El PSOE es una formación algo más plural pero tampoco mucho más. En el pasado, durante los negros últimos años de gobierno de González, nadie en el partido fue capaz de enfrentarse a la guardia felipista, cuya inacción ante la corrupción fue tan flagrante que incluso el aborregado y conservador electorado español les tuvo que dar la espalda. En la actualidad con Zapatero parece que las cosas han mejorado, pero uno no sabe si es debido a su talante o a su debilidad y bisoñez.
El problema es que en España lo que se considera natural y deseable que los partidos políticos sean entidades monolíticas gobernadas con mano de hierro por sus líderes. Poca gente entiende que, al igual que es normal que en la sociedad haya diversidad de opiniones, en los partidos debe hacer cierto margen de movimiento.
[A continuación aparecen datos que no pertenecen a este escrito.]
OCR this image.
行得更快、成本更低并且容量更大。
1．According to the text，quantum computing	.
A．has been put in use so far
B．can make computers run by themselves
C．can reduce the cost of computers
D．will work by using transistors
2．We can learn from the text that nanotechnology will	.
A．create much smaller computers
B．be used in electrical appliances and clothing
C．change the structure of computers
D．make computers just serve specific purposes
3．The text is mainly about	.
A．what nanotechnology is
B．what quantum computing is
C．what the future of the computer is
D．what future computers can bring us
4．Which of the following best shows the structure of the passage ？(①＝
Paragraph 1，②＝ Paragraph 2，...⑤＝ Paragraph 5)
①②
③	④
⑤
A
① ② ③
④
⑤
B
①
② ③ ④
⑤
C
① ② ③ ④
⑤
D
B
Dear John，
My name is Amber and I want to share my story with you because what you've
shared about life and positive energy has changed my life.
Es un defecto también de los propios medios de comunicación: cada vez que se detectan divergencias dentro de una formación se interpreta como un signo de debilidad y hasta de "crisis". Nadie valora lo importante que es mantener y favorecer el sentido crítico, y que en un partido caudillista donde nadie lleva la contraria a su gran líder es más fácil que se cometan errores. Y se pierdan elecciones.